Disastri di governo Una professione senza regole, negli anni solo sanatorie «cerotto» È stata presentata martedì al Senato la proposta di legge promossa Pd in materia di professioni nei beni culturali. A proporla Matteo Orfini, responsabile Cultura del Pd e Andrea Marcucci per i senatori della Commissione Cultura. La legge contiene una novità: nella sua seconda parte propone una cornice stabile alla professione del restauratore. Sembrerebbe scontato, con l'immenso patrimonio artistico italiano, che il restauro fosse una professione con regole, magari da aggiornare e modificare, ma chiare. Invece negli ultimi vent'anni si è assistito prima a una deregolamentazione del settore, con corsi - vuoi pubblici delle Regioni, vuoi privati - che spuntavano come funghi senza controllo didattico, e in un secondo momento una serie di normative restrittive e contraddittorie. Nasceva un elenco di restauratori autorizzati a lavorare per il pubblico, da cui restava fuori la stragrande maggioranza dei circa 20mila addetti del settore: agli esclusi non rimanevano che i clienti privati, oppure esercitare come sottoposti di quanti erano in quella specie di Schindler's list dei Beni culturali. Perfino una parte del personale del ministero, assunto per concorso con la qualifica di restauratore, non era più considerato tale. Un mostrum giuridico, di quelli che gli uffici legislativi del Mibac troppo spesso partoriscono, o come ha spiegato Orfini, "una situazione incancrenita sotto molti governi, ma in modo flagrante e colpevole con l'ultimo». Di fronte a simili situazioni in Italia si procede mettendo pezze sui cerotti: ovvero per sanatorie. La nuova proposta di legge prevede invece che nell'elenco si entri grazie a una serie di punteggi, acquisiti attraverso il percorso didattico - e qui l'Istituto superiore del restauro, vero faro a livello mondiale, mantiene ovviamente la sua preminenza-, e le esperienze lavorative. Una soluzione chiara alla confusione pregressa, in un settore delicato come il restauro: vedremo se la maggioranza saprà accoglierla.

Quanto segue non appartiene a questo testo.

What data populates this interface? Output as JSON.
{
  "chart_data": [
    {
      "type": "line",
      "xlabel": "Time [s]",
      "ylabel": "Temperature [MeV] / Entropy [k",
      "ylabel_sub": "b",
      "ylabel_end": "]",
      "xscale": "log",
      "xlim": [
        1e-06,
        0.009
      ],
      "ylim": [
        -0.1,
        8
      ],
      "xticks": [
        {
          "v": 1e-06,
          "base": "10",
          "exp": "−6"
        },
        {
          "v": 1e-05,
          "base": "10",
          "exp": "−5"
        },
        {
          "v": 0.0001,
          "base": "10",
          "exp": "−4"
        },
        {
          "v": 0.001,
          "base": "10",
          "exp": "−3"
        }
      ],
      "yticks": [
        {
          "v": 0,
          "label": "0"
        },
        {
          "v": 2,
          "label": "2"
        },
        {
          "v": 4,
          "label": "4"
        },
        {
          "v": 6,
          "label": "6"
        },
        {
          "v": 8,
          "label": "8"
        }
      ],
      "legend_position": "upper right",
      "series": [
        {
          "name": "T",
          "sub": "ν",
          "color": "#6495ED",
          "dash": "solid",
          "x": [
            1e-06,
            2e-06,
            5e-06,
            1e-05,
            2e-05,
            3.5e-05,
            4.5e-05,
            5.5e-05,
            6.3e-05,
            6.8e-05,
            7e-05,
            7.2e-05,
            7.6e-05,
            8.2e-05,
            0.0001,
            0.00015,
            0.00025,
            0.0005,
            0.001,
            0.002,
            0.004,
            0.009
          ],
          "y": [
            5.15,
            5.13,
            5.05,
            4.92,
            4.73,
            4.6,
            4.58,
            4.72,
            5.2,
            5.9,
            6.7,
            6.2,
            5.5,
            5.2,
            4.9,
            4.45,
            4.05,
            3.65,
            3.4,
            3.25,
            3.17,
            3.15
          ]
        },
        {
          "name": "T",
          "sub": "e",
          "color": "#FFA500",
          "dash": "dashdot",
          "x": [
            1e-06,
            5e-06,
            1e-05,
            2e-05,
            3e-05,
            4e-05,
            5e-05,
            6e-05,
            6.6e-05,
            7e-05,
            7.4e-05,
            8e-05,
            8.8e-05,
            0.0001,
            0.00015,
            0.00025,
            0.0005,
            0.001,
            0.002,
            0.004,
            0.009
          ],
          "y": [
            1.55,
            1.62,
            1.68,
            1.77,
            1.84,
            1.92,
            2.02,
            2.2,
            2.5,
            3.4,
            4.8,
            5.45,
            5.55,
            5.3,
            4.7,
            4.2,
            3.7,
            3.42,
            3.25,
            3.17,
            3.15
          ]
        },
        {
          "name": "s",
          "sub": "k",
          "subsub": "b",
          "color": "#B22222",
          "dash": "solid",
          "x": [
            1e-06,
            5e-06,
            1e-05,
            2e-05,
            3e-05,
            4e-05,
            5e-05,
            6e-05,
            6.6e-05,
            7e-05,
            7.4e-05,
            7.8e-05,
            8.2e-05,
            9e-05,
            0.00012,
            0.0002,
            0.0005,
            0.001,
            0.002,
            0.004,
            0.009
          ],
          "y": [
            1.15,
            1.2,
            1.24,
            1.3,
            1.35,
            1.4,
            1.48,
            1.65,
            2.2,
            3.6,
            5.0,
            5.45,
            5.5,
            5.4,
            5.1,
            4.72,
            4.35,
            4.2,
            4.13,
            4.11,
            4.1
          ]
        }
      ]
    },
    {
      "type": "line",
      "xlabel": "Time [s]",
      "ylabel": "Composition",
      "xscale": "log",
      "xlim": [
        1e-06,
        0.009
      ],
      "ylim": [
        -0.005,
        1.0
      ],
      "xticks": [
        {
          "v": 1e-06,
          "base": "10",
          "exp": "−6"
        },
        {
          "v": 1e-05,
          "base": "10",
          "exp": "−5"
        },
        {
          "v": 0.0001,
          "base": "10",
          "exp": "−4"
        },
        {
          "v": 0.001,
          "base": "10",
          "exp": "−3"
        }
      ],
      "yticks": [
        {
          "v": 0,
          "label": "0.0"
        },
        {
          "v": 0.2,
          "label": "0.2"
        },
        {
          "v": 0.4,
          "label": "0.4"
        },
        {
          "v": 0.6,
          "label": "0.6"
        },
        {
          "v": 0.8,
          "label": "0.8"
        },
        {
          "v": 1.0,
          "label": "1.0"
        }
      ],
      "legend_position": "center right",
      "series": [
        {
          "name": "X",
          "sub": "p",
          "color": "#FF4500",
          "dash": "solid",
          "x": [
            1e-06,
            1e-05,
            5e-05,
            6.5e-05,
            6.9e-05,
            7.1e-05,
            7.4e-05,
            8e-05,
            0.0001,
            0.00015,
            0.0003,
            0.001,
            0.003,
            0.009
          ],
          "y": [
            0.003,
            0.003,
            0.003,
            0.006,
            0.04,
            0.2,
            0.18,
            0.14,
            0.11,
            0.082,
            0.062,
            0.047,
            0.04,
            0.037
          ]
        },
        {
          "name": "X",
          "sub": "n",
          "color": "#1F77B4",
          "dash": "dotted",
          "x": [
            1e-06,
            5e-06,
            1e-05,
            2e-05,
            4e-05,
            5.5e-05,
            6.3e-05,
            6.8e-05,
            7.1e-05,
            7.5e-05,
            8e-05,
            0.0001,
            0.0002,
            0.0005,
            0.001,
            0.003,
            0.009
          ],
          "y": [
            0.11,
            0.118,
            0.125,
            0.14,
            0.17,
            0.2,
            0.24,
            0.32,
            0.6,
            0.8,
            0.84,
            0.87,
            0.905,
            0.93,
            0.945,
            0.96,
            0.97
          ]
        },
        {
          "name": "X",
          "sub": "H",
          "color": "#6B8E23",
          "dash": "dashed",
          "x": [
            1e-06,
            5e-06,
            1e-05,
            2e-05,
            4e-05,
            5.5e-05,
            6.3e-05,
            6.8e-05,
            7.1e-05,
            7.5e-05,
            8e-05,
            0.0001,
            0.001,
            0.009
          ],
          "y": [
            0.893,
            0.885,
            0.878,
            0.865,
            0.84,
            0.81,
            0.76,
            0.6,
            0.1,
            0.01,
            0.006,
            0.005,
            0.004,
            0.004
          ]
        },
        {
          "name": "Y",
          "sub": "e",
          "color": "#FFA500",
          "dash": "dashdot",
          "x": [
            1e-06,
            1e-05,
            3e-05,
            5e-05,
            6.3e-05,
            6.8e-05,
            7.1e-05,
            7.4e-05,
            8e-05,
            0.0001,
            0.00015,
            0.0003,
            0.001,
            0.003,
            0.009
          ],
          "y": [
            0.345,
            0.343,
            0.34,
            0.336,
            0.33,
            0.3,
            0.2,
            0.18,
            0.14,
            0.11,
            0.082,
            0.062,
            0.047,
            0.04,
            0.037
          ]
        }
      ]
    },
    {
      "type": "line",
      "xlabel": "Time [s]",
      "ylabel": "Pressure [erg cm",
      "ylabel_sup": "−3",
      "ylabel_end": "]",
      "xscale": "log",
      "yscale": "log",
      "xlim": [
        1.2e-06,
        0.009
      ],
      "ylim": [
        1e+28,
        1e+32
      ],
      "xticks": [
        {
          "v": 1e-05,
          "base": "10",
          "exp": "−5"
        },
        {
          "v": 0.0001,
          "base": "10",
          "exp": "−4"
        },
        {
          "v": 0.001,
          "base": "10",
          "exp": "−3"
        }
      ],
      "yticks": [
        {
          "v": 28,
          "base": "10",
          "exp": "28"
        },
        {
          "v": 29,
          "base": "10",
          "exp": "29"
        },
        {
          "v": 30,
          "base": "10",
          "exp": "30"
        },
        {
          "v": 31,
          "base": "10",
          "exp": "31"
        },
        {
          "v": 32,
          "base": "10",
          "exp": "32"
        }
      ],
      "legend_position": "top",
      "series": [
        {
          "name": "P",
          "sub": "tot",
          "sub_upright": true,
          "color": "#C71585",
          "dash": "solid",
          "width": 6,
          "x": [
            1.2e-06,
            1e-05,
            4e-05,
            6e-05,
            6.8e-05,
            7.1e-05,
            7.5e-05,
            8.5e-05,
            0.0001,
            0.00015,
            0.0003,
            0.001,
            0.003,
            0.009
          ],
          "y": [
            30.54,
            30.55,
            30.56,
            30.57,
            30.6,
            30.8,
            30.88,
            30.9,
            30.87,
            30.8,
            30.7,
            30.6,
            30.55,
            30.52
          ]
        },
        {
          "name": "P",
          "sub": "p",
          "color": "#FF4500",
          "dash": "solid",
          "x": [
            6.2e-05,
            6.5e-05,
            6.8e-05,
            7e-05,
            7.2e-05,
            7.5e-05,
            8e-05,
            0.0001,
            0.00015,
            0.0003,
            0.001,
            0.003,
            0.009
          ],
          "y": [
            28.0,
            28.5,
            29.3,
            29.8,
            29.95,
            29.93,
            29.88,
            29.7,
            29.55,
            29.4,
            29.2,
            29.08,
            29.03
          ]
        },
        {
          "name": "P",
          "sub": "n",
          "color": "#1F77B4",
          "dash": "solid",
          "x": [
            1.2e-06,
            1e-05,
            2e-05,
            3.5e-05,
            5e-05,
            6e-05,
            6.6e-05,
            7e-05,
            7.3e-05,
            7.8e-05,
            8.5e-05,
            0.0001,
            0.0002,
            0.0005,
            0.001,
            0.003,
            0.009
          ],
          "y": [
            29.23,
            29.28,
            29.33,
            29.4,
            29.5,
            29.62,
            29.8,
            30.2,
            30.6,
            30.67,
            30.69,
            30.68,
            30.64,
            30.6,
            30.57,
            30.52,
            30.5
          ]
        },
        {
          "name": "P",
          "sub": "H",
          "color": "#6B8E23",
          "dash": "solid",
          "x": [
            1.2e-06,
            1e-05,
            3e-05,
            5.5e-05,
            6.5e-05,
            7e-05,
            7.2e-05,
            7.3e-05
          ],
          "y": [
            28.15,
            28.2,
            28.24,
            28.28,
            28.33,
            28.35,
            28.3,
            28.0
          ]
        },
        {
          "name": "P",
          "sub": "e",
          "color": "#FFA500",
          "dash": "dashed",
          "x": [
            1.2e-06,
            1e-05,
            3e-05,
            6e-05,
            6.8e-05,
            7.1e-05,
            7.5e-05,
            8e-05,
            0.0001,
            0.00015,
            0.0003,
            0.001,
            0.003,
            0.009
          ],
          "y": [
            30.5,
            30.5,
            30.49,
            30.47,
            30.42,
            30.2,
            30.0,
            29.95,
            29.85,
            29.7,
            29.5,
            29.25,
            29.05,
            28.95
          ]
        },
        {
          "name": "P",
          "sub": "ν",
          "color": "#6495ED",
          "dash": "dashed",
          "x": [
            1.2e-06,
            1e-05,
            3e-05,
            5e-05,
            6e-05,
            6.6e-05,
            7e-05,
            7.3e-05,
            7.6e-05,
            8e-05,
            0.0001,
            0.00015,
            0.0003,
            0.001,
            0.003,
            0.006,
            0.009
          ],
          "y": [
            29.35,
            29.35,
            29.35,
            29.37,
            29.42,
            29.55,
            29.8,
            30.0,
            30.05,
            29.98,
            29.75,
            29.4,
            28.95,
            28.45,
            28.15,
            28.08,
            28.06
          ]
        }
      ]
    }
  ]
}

Proposta dal Pd una legge per i restauratori. Dimenticati
La proposta di legge del Pd, presentata al Senato, propone una cornice stabile alla professione del restauratore nei beni culturali. La legge contiene una novità: l'accesso all'elenco dei restauratori autorizzati a lavorare per il pubblico sarà basato su punteggi acquisiti attraverso il percorso didattico e le esperienze lavorative. Ciò dovrebbe risolvere la confusione pregressa e stabilire regole chiare per la professione del restauro. La legge mira a risolvere la situazione in cui la maggior parte dei restauratori non era considerata tale, e dove solo i clienti privati o i sottoposti di quanti erano in quella specie di "Schindler's list" dei Beni culturali erano ammessi.